Hofmeijer Jeannette, van Kaam C R, van de Werff Babette, Vermeer Sarah E, Tjepkema-Cloostermans Marleen C, van Putten Michel J A M
Department of Clinical Neurophysiology, MIRA Institute for Biomedical Technology and Technical Medicine, University of Twente, Enschede, Netherlands.
Department of Neurology, Rijnstate Hospital, Arnhem, Netherlands.
Front Neurol. 2018 Jan 25;9:17. doi: 10.3389/fneur.2018.00017. eCollection 2018.
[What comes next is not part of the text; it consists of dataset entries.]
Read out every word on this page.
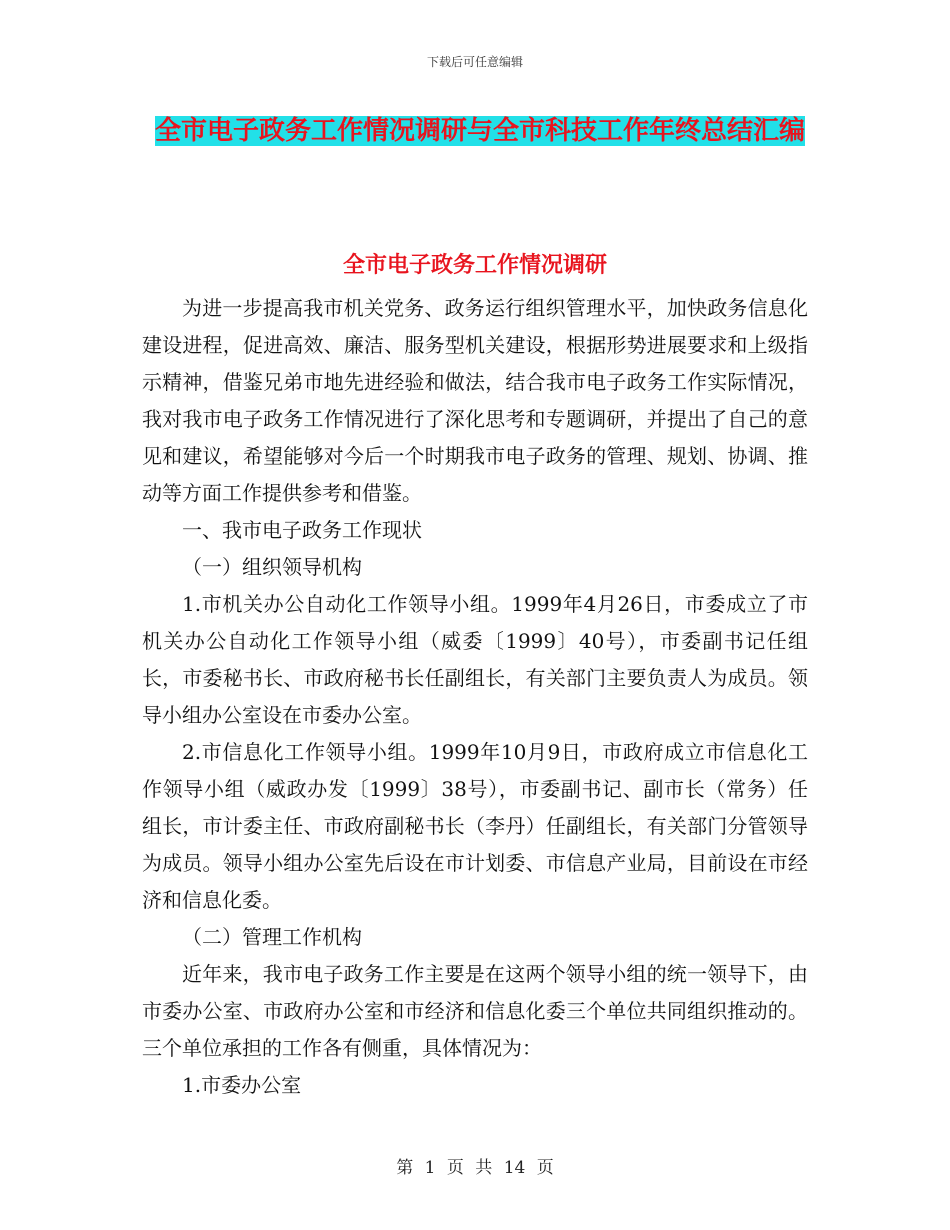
下载后可任意编辑
全市电子政务工作情况调研与全市科技工作年终总结汇编
全市电子政务工作情况调研

为进一步提高我市机关党务、政务运行组织管理水平，加快政务信息化建设进程，促进高效、廉洁、服务型机关建设，根据形势进展要求和上级指示精神，借鉴兄弟市地先进经验和做法，结合我市电子政务工作实际情况，我对我市电子政务工作情况进行了深化思考和专题调研，并提出了自己的意见和建议，希望能够对今后一个时期我市电子政务的管理、规划、协调、推动等方面工作提供参考和借鉴。

一、我市电子政务工作现状

（一）组织领导机构

1.市机关办公自动化工作领导小组。1999年4月26日，市委成立了市机关办公自动化工作领导小组（威委〔1999〕40号），市委副书记任组长，市委秘书长、市政府秘书长任副组长，有关部门主要负责人为成员。领导小组办公室设在市委办公室。

2.市信息化工作领导小组。1999年10月9日，市政府成立市信息化工作领导小组（威政办发〔1999〕38号），市委副书记、副市长（常务）任组长，市计委主任、市政府副秘书长（李丹）任副组长，有关部门分管领导为成员。领导小组办公室先后设在市计划委、市信息产业局，目前设在市经济和信息化委。

（二）管理工作机构

近年来，我市电子政务工作主要是在这两个领导小组的统一领导下，由市委办公室、市政府办公室和市经济和信息化委三个单位共同组织推动的。三个单位承担的工作各有侧重，具体情况为：

1.市委办公室

第 1 页 共 14 页
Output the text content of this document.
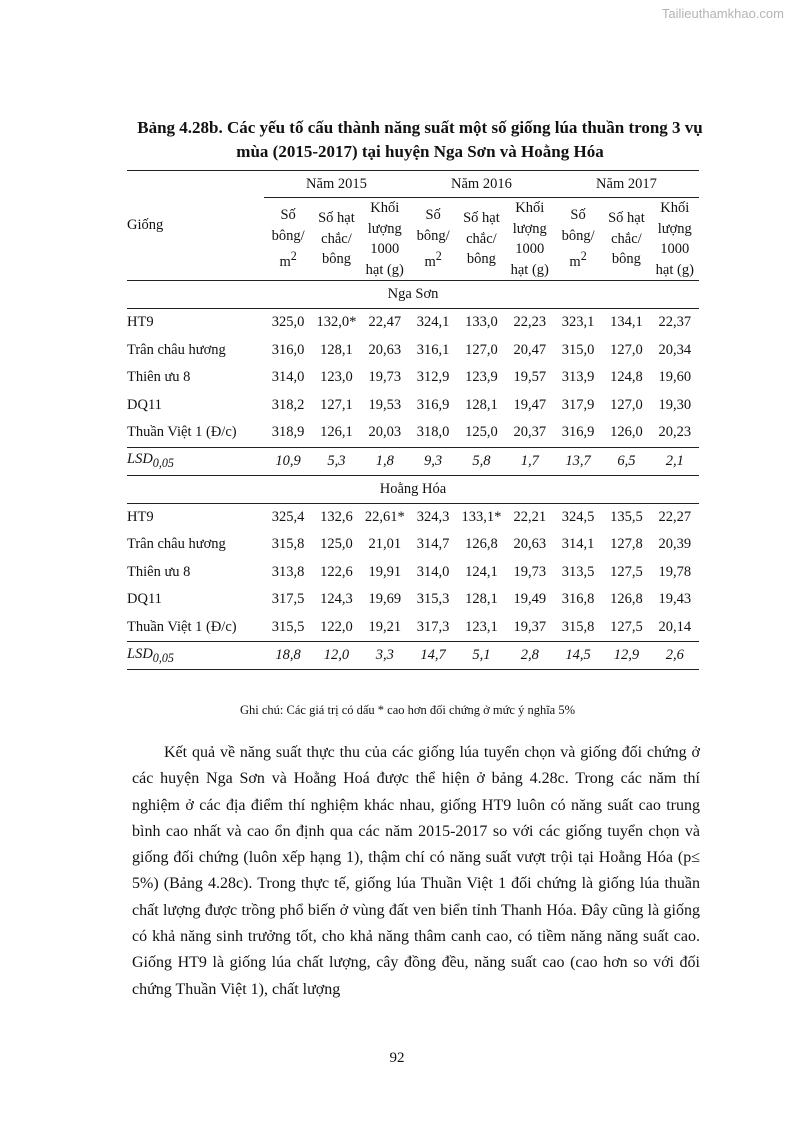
Tailieuthamkhao.com
Bảng 4.28b. Các yếu tố cấu thành năng suất một số giống lúa thuần trong 3 vụ mùa (2015-2017) tại huyện Nga Sơn và Hoằng Hóa
Giống	Năm 2015			Năm 2016			Năm 2017		
	Số
bông/
$m^2$	Số hạt
chắc/
bông	Khối
lượng
1000
hạt (g)	Số
bông/
$m^2$	Số hạt
chắc/
bông	Khối
lượng
1000
hạt (g)	Số
bông/
$m^2$	Số hạt
chắc/
bông	Khối
lượng
1000
hạt (g)
Nga Sơn									
HT9	325,0	132,0*	22,47	324,1	133,0	22,23	323,1	134,1	22,37
Trân châu hương	316,0	128,1	20,63	316,1	127,0	20,47	315,0	127,0	20,34
Thiên ưu 8	314,0	123,0	19,73	312,9	123,9	19,57	313,9	124,8	19,60
DQ11	318,2	127,1	19,53	316,9	128,1	19,47	317,9	127,0	19,30
Thuần Việt 1 (Đ/c)	318,9	126,1	20,03	318,0	125,0	20,37	316,9	126,0	20,23
$LSD_{0,05}$	10,9	5,3	1,8	9,3	5,8	1,7	13,7	6,5	2,1
Hoằng Hóa									
HT9	325,4	132,6	22,61*	324,3	133,1*	22,21	324,5	135,5	22,27
Trân châu hương	315,8	125,0	21,01	314,7	126,8	20,63	314,1	127,8	20,39
Thiên ưu 8	313,8	122,6	19,91	314,0	124,1	19,73	313,5	127,5	19,78
DQ11	317,5	124,3	19,69	315,3	128,1	19,49	316,8	126,8	19,43
Thuần Việt 1 (Đ/c)	315,5	122,0	19,21	317,3	123,1	19,37	315,8	127,5	20,14
$LSD_{0,05}$	18,8	12,0	3,3	14,7	5,1	2,8	14,5	12,9	2,6
Ghi chú: Các giá trị có dấu * cao hơn đối chứng ở mức ý nghĩa 5%

Kết quả về năng suất thực thu của các giống lúa tuyển chọn và giống đối chứng ở các huyện Nga Sơn và Hoằng Hoá được thể hiện ở bảng 4.28c. Trong các năm thí nghiệm ở các địa điểm thí nghiệm khác nhau, giống HT9 luôn có năng suất cao trung bình cao nhất và cao ổn định qua các năm 2015-2017 so với các giống tuyển chọn và giống đối chứng (luôn xếp hạng 1), thậm chí có năng suất vượt trội tại Hoằng Hóa (p≤ 5%) (Bảng 4.28c). Trong thực tế, giống lúa Thuần Việt 1 đối chứng là giống lúa thuần chất lượng được trồng phổ biến ở vùng đất ven biển tỉnh Thanh Hóa. Đây cũng là giống có khả năng sinh trưởng tốt, cho khả năng thâm canh cao, có tiềm năng năng suất cao. Giống HT9 là giống lúa chất lượng, cây đồng đều, năng suất cao (cao hơn so với đối chứng Thuần Việt 1), chất lượng

92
There is strong evidence suggesting detrimental effects of cortical spreading depolarization (CSD) in patients with acute ischemic stroke and severe traumatic brain injury. Previous studies implicated scalp electroencephalography (EEG) features to be correlates of CSD based on retrospective analysis of EEG epochs after having detected "CSD" in time aligned electrocorticography. We studied the feasibility of CSD detection in a prospective cohort study with continuous EEG in 18 patients with acute ischemic stroke and 18 with acute severe traumatic brain injury.
Full band EEG with 21 silver/silver chloride electrodes was started within 48 h since symptom onset. Five additional electrodes were used above the infarct. We visually analyzed all raw EEG data in epochs of 1 h. Inspection was directed at detection of the typical combination of CSD characteristics, i.e., (i) a large slow potential change (SPC) accompanied by a simultaneous amplitude depression of >1Hz activity, (ii) focal presentation, and (iii) spread reflected as appearance on neighboring electrodes with a delay.
In 3,035 one-hour EEG epochs, infraslow activity (ISA) was present in half to three quarters of the registration time. Typically, activity was intermittent with amplitudes of 40-220 µV, approximately half was oscillatory. There was no specific spatial distribution. Relevant changes of ISA were always visible in multiple electrodes, and not focal, as expected in CSD. ISA appearing as "SPC" was mostly associated with an amplitude increase of faster activities, and never with suppression. In all patients, depressions of spontaneous brain activity occurred. However, these were not accompanied by simultaneous SPC, occurred simultaneously on all channels, and were not focal, let alone spread, as expected in CSD.
With full band scalp EEG in patients with cortical ischemic stroke or traumatic brain injury, we observed various ISA, probably modulating cortical excitability. However, we were unable to identify unambiguous characteristics of CSD.
有强有力的证据表明,皮质扩散性去极化(CSD)对急性缺血性中风和重度创伤性脑损伤患者有有害影响。以往的研究基于在时间对齐的皮层脑电图中检测到“CSD”后对脑电图片段的回顾性分析,认为头皮脑电图(EEG)特征与CSD相关。我们在一项前瞻性队列研究中,对18例急性缺血性中风患者和18例急性重度创伤性脑损伤患者进行连续脑电图监测,研究CSD检测的可行性。
症状发作后48小时内开始使用21个银/氯化银电极进行全频段脑电图监测。在梗死灶上方额外使用了5个电极。我们对1小时片段的所有原始脑电图数据进行视觉分析。检查旨在检测CSD特征的典型组合,即:(i)伴有大于1Hz活动同时幅度降低的大慢电位变化(SPC),(ii)局灶性表现,以及(iii)以相邻电极上出现且有延迟为表现的扩散。
在3035个1小时的脑电图片段中,低频活动(ISA)在记录时间的一半至四分之三时间内出现。通常,活动是间歇性的,幅度为40 - 220µV,约一半是振荡性的。没有特定的空间分布。ISA的相关变化总是在多个电极上可见,并非如CSD预期的那样局灶性。表现为“SPC”的ISA大多与更快活动的幅度增加相关,从未与抑制相关。所有患者均出现自发性脑活动降低。然而,这些并未伴有同时的SPC,在所有通道上同时出现,并非局灶性,更不用说如CSD预期的那样扩散了。
对于皮质缺血性中风或创伤性脑损伤患者进行全频段头皮脑电图监测时,我们观察到了各种ISA,可能在调节皮质兴奋性。然而,我们未能识别出CSD的明确特征。